いやいや、トントンとコール&レスポンス感を出したいなと思っていたのですが、かなりモタってしまいました……。バックビートに関して、僕の中で言葉にならずぼんやりしていたものを、m01さんに言い当ててもらった感じがします。一方で「1の場所」の話は、読んで我に返ってしまいました。そうか、「4」→「1」の距離感や空間、「4」と「1」の関係かぁ〜。なるほど……僕はそこをおざなりにしているなぁ。僕は「1」→「4」の流れを生み出すための「キック」というイメージが強く(そういう音楽が好きってことですね)、「1」で放たれたエネルギーは放物線を描いて落下してくる、それを受け止めつつエネルギーを瞬時に蓄え、再び瞬時に「3」へと放出、また放物線を描いて……と続くこのフロウの中の“踏み切り板”みたいな(※跳び箱で使うやつです)イメージがあって、「4」で踏み切った後、その「着地」を、そう言われてみればイメージしていない(おざなりにしている)なと。または、音楽のストーリーが続いている場面なので、「1」を意識することでストーリーを分断してしまいそうなイメージを持っているとか……。その証拠に、大袈裟にクラッシュすることでしか「1」を表現できないことに悩まされています。ここの「4」→「1」について、もう少し聞かせてください。

こういうイメージを持つようになったきっかけは、思い起こせば、ジョン・ロビンソンだったと思います。役得ではありますが、ステージ上のジョンロビをステージ下から、ものの2mの距離で凝視するチャンスがありました。背後の客席の邪魔にならないよう、膝をついてカメラを構えていたわけですが、写真を撮るのを忘れ、あの強烈なバックビートに飲み込まれていました。あの体格にしてヤマハの一番細いスタンドを使い、1発打ち込むたびにスネア・スタンドが、まさにバネのように跳躍しているようでした。このスネアそのものの動きがビート/グルーヴのイメージとして焼きついているのかもしれません。

そして、「メッセージが込められる」という内容は、まさに同感です。僕は、上述のように遠視的な「1」をおざなりにしていますが(笑)、「1」→「2」への距離感や空気をどう分割している=どう感じているのか、という近視的な意味での「メッセージ」は、バックビートが担っているように思います。それによる自分のプレイの弊害も感じているのでありますが……(汗)。

「どういう解釈でも楽しめる」というのはまったく同感で、上も単なる僕の解釈でありまして、いろんな人の意見を聞いてみたいですね。それが、その人がどういう音楽と付き合っているかを端的に示すものでもあると思いますし。

とはいえ、解釈可能性の余地が与えられなかった経験として、m01さんはソナー・フォニックのことを書かれたのだと思います。
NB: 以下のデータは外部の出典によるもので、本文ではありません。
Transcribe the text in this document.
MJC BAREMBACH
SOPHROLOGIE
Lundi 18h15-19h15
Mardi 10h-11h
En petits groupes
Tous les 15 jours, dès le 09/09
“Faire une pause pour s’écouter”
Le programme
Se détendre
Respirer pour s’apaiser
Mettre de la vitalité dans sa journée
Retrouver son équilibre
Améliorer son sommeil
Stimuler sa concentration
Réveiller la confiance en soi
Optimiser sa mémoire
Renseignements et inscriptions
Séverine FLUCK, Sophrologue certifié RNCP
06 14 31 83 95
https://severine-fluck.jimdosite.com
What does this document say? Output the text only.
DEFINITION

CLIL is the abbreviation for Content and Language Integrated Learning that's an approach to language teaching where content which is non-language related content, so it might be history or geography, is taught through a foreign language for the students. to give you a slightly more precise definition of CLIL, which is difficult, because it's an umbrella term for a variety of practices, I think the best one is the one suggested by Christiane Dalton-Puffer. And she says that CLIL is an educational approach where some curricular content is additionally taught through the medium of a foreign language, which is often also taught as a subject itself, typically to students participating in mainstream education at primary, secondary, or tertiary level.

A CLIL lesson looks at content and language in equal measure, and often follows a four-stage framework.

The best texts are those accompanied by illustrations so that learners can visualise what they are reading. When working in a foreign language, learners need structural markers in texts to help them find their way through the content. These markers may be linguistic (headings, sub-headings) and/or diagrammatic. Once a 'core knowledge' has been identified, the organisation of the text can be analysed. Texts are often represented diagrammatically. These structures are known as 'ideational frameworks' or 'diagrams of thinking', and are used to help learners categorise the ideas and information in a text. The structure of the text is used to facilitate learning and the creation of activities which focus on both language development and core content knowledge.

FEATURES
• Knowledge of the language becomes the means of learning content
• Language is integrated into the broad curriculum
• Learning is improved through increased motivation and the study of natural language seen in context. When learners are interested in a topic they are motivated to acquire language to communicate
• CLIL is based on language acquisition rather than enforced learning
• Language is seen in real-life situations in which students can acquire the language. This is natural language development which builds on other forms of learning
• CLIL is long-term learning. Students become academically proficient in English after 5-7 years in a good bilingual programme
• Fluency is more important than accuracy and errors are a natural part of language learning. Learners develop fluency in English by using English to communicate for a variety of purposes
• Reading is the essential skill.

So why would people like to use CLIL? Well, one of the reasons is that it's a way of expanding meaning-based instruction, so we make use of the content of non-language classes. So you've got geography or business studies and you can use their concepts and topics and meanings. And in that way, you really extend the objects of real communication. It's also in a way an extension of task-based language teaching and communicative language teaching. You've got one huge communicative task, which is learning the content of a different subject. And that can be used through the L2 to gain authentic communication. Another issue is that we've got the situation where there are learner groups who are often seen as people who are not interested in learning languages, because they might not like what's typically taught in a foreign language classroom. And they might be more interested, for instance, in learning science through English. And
確かにあの日は、僕も楽器の搬入やセッティング、撮影……などなどでクッタクタになっており、そこから数台のセットと十数台のスネアのレコーディングが終わり、よし、あと1台でやっと終わりだぁ〜!という、半ベソ状態でした(笑)。正直、「早く終わらせたい」という気持ちもありますよ。ところが! 最後の最後に登場した、あのフォニックの音を聴いた途端、ある種の“清涼感”に包まれたのを、今でも覚えています。聴いた瞬間に「うわぁ〜〜ッ!! 何?? 何??」って近寄っていき、価格を再確認した記憶もあります(笑)。m01さんも、「(何台も試した後に)まだ、こんなのがあったのかぁ〜!!」と言っていましたよね。何だったんでしょうね、アレは……。メーカーのメッセージとしての“スタンダード”というか……「スネアってコレでしょ!」って言われている感じはしましたよね。僕には「コレを叩けるようになるとイイね」と言われている気もしました(笑)……叩き手が試されるスネアって言うんですかね。

最後に、m01さんの「ドラムっていうのは、ある意味、音楽が許しているノイズ(中略)ちょっと下品な面も持てる機能」という表現、ポンタ氏がまったく同じことを言っていたのを思い出しました。